When 1980s TV star Mr. T revealed his love of curling on Twitter this week and told his followers, "It's not as easy as it looks," he likely didn't know how right he was. Because as it turns out, the physics of how curling works has still not been settled — although a pair of Canadian scientists believe they may finally have an answer.
The paper, titled, "First principles pivot-slide model of the motion of a curling rock," proposes an algebraic formula to explain the relationship between the curling rock and the pebbled ice on which it is thrown to explain how it curls down the ice.
"It's magnificent to have an equation like this, it's unbelievable," one of the paper's authors, University of Northern British Columbia physicist Mark Shegelski told CBC Daybreak North host Carolina de Ryk.
He said he's been curious about the science of curling ever since he started playing the game as a student in the 1980s.
"The things that the curling rocks were doing, for my physics mind, were extremely interesting," he said.
He was particularly interested in "curl distance" — the sideways motion the rock travels while moving down the ice. He noticed the amount of spin on the rock didn't seem to have any effect on that distance.
"It doesn't matter how many times the rock rotates. Twice, two full turns or 10 full turns, the [curl] distance it travels is pretty much the same. And when you think about that, it's astonishing... it doesn't make sense."
Unable to find any other curlers who were as interested in the subject as he was, Shegelski kept the question in the back of his mind for years, working on various models with other scientists.
His latest breakthrough, published in the journal Cold Regions Science and Technology this month, is the result of a collaboration with Edward Lozowski, professor emeritus with the faculty of science at the University of Alberta.
For his part, Lozowski said the formula took "hundreds of pages of equations" and years of work to solve what he thought would be a relatively simple equation.
In the past, scientists who looked at the sport simply assumed the "curl" of a curling rock was affected by friction with the ice.
But, he said, it seems as if the textured bottom of the rock, known as the running band, actually binds to each pebble of ice, then pulls it to the breaking point. The rock then lurches ahead, and curls.

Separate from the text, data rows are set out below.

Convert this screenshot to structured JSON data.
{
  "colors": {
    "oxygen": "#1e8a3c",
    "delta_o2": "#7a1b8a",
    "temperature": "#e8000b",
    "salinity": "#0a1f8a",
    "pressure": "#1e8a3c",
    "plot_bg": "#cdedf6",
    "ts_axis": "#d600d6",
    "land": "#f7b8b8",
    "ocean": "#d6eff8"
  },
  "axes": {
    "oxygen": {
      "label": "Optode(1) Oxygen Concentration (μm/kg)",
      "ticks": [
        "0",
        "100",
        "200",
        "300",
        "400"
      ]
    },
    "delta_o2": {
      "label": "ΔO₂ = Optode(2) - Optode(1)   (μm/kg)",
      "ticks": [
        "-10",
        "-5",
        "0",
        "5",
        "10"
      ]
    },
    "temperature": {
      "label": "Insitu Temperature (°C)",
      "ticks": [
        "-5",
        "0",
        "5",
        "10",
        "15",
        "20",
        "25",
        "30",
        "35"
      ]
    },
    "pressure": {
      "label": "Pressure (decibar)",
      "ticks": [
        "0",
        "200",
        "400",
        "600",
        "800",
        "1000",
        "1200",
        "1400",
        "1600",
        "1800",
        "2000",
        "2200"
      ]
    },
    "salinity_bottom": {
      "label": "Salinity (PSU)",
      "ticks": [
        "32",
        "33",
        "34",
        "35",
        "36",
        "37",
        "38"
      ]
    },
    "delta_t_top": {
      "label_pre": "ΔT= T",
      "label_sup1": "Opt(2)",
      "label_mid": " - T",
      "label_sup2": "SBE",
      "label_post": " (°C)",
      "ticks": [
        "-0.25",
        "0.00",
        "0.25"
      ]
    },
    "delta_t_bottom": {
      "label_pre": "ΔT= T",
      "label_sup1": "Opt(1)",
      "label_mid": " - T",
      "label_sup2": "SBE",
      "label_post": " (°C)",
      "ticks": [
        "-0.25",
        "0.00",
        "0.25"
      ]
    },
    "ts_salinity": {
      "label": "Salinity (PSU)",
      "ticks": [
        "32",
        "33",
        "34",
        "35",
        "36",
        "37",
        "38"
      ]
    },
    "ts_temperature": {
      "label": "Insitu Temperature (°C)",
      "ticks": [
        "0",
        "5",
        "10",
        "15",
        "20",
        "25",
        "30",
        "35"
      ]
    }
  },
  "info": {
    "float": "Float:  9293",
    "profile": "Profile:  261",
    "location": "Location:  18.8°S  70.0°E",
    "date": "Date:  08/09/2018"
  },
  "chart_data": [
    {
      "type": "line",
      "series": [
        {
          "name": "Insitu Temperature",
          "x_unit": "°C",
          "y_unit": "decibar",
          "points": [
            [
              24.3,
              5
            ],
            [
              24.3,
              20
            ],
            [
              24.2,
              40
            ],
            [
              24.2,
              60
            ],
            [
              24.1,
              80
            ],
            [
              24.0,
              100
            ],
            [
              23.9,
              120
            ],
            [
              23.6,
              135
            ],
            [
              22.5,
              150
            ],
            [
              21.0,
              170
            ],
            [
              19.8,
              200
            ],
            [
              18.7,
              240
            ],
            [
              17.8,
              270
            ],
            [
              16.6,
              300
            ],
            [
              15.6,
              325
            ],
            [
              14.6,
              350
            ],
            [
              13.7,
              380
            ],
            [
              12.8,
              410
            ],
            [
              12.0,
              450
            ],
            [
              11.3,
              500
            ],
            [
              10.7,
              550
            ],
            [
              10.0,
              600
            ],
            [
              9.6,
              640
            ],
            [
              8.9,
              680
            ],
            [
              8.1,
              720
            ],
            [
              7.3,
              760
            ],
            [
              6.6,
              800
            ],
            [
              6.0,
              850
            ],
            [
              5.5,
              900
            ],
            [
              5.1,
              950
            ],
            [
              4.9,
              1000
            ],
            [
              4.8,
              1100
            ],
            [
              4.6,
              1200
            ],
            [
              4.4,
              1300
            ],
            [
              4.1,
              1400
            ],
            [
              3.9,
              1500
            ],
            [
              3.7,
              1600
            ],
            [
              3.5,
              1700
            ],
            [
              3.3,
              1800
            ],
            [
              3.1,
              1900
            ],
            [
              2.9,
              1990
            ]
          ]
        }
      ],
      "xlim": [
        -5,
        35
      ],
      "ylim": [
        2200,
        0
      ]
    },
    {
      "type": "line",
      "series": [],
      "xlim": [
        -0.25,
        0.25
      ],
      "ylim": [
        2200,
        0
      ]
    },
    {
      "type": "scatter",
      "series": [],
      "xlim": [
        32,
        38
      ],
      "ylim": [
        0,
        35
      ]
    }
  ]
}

Shegelski described it as a series of slides and pivots spread out over the duration of the rock's journey down the ice.
Lozowski said he's not sure that understanding the science of the game will give Olympic-calibre competitors any future advantages, but Shegelski believes it could change the sport for recreational curlers.
He's patented a design for a curling rock with a larger running band diameter that should allow newcomers to have more curl in their game, emulating the experience of top-level players.
Though he has no plans to actually construct the rocks, with Mr. T's hashtag #curlingiscoolfool taking off, the demand may soon be there.